Kentucky’s Year of Food: Jamming on Jam Cake


Savannah Osbourn
Published March 01, 2018

Eastern Kentucky’s Appalachian region features a wealth of history and cultural landmarks, from the infamous Hatfield and McCoy feud that took place on either side of the Tug Fork River to the music legends commemorated along the U.S. 23 Country Music Highway. Groups can explore this wooded and hilly landscape at popular retreats such as Cave Run Lake, Breaks Interstate Park and Jenny Wiley State Resort Park. There are also many charming downtown areas to visit in communities such as Morehead, Pikeville and Mount Sterling.

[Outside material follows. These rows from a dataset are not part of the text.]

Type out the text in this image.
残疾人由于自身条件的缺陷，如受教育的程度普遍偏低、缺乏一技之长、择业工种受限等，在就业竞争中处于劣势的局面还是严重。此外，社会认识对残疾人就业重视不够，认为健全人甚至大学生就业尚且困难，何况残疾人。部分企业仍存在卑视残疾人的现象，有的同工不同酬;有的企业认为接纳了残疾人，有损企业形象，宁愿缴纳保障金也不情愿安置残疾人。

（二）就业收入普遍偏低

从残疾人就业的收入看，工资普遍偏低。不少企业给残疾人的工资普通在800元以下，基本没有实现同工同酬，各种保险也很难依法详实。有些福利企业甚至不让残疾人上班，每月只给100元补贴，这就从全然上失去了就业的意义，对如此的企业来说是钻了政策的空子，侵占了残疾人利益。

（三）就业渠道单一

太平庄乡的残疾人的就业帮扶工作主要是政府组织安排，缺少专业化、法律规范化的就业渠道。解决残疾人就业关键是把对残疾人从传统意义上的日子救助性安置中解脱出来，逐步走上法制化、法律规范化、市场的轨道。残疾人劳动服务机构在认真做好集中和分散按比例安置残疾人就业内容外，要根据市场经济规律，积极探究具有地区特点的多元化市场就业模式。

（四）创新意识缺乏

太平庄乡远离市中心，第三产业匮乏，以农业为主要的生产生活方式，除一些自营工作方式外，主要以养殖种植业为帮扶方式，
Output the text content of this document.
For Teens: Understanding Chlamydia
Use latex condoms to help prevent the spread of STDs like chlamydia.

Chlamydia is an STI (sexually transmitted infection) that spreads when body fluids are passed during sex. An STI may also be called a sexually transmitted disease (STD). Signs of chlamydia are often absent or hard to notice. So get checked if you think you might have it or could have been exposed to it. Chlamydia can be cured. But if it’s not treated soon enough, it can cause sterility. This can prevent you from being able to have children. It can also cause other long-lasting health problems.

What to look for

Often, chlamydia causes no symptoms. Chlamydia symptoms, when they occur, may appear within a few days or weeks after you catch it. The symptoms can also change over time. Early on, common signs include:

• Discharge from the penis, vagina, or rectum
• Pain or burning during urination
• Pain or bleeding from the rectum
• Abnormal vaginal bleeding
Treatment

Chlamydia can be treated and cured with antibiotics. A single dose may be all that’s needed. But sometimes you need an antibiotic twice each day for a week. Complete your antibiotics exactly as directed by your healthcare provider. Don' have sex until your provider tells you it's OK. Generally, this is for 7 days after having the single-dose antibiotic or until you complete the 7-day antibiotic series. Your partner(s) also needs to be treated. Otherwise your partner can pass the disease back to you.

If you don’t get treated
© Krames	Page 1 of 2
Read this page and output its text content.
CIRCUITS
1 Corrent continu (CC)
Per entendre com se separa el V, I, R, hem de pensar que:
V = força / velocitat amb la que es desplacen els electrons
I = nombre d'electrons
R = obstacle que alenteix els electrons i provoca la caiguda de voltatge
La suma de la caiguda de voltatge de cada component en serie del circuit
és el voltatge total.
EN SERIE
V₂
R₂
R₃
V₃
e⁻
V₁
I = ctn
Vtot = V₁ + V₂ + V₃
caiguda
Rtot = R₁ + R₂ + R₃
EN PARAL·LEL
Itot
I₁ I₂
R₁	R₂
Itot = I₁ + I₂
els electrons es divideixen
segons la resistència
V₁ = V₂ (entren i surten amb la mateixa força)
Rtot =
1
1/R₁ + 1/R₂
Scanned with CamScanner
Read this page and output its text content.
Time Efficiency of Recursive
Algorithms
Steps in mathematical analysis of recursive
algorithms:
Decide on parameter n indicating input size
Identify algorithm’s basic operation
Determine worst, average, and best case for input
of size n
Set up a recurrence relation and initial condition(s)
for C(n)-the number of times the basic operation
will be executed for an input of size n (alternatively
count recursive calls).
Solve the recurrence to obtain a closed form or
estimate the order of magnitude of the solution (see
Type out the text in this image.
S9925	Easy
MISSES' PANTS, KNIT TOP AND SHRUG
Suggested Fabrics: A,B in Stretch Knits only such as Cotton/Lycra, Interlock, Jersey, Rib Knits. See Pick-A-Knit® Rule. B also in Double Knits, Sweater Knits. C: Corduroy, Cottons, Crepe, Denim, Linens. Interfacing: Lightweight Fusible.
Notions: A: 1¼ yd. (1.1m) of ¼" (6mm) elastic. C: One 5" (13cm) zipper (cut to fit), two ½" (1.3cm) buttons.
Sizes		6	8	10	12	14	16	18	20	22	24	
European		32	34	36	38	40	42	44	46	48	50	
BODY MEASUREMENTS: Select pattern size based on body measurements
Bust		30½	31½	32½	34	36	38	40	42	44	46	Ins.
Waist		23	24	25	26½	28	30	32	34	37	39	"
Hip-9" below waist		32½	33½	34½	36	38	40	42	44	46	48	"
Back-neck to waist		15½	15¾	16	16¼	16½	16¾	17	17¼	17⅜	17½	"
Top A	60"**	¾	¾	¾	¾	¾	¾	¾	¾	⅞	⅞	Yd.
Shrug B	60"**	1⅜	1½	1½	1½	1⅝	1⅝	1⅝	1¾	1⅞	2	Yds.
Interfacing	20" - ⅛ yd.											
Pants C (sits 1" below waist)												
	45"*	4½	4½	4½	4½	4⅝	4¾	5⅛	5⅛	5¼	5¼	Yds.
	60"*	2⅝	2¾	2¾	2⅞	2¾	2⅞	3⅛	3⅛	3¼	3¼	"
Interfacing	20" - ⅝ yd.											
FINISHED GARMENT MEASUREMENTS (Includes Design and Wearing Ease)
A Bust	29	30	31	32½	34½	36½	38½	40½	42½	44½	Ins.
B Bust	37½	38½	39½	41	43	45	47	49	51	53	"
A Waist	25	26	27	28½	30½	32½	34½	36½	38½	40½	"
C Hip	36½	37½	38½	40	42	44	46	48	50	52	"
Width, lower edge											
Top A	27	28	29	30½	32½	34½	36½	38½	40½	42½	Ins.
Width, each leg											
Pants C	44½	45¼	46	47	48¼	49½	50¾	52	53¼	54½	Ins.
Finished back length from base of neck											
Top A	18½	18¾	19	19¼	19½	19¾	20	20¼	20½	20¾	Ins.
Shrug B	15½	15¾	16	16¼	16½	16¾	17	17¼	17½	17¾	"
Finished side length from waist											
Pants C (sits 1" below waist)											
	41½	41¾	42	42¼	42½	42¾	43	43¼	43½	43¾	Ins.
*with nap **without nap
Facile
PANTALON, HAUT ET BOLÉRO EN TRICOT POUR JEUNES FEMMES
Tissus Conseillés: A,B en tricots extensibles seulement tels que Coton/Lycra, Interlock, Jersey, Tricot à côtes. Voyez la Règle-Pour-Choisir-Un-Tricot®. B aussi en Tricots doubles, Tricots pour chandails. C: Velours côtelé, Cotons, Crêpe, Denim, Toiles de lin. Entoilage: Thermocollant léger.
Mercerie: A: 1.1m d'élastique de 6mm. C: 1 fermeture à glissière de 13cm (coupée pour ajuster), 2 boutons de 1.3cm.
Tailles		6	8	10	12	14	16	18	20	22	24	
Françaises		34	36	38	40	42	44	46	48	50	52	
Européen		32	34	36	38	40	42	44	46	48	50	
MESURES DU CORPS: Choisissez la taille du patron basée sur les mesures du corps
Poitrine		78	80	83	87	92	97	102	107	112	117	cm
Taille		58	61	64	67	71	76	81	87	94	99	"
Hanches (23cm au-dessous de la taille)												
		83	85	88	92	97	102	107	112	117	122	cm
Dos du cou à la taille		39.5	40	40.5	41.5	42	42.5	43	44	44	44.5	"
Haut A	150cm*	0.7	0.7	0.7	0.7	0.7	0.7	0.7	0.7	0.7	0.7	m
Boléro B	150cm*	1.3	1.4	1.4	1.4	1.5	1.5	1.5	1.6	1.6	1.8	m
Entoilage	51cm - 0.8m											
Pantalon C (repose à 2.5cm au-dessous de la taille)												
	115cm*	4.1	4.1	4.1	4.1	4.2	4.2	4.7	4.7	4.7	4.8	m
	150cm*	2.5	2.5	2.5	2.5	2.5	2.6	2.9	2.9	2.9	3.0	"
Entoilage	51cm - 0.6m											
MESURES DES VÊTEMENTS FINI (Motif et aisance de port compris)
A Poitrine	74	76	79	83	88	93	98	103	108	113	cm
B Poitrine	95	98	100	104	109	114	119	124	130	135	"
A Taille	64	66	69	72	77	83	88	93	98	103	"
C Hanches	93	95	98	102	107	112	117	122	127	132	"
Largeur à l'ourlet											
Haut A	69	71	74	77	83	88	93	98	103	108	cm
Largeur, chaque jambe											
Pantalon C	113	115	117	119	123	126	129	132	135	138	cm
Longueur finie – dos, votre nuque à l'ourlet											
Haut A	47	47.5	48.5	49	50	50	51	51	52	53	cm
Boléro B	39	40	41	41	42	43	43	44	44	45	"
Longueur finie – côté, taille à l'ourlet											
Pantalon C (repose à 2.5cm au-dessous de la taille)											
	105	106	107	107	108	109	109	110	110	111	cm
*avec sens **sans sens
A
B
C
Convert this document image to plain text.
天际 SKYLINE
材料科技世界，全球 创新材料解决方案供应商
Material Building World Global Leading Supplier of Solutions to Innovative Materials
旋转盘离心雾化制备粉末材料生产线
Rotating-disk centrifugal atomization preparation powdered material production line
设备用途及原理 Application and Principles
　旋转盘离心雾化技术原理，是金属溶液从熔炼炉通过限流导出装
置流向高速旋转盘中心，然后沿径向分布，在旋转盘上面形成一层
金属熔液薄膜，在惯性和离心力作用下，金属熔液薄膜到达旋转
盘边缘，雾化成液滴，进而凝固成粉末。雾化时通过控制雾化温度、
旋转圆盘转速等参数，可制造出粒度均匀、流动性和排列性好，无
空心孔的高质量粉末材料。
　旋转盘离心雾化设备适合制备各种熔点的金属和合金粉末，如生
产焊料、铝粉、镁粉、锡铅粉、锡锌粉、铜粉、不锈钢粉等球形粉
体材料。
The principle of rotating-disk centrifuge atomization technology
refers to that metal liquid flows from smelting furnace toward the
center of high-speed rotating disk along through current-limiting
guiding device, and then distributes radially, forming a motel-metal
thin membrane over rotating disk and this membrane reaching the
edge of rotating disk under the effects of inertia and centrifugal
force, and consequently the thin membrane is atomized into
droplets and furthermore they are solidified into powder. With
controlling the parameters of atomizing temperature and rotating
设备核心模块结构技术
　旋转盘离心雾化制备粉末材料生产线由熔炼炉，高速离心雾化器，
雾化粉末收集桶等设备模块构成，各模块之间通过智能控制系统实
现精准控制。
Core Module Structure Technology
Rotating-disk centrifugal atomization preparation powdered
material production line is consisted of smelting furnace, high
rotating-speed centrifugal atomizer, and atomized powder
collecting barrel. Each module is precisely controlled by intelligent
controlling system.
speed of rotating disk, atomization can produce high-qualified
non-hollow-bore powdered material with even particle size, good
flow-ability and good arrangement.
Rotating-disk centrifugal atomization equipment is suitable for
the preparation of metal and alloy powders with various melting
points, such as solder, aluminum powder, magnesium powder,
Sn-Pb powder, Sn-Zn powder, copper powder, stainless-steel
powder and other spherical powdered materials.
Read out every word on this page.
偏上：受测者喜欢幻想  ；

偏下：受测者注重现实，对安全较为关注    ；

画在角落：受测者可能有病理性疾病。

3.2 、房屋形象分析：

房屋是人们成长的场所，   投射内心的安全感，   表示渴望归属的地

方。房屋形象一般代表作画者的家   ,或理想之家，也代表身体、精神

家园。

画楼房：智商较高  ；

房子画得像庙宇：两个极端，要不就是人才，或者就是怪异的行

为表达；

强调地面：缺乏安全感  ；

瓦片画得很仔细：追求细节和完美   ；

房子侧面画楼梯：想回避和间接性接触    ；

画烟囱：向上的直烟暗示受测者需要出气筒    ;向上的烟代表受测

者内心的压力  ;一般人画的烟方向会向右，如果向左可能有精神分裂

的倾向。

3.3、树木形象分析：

Signature Flavors: Salmon croquettes provide a quick and tasty Southern entree, made by molding canned salmon into patties, dipping them in an egg wash with crushed saltine crackers or bread crumbs, and then frying them on the stove. Another traditional Southern delicacy from this region is blackberry jam cake with caramel icing, a great fall or winter treat made with seedless blackberry jam, pecans, cinnamon, nutmeg and whiskey-soaked raisins.

Great Group Restaurants: Based in downtown Pikeville, the Blue Raven specializes in traditional Appalachian meat dishes such as chili-rubbed pork, beef brisket and lamb chops. Pig in a Poke is a popular family-owned barbecue restaurant with a spacious patio that overlooks the river.

Must-See Attractions: Designated a National Scenic Byway, the U.S. 23 Country Music Highway takes groups through the hometowns of some of Kentucky’s greatest country-music legends, such as Loretta Lynn, Wynonna and Naomi Judd, Billy Ray Cyrus and Patty Loveless. Fans can also stop by the U.S. 23 Country Music Highway Museum in Paintsville to browse special exhibits and memorabilia. Travelers might also enjoy a visit to the Highlands Museum and Discovery Center in Ashland, which features interactive exhibits that highlight regional history and culture.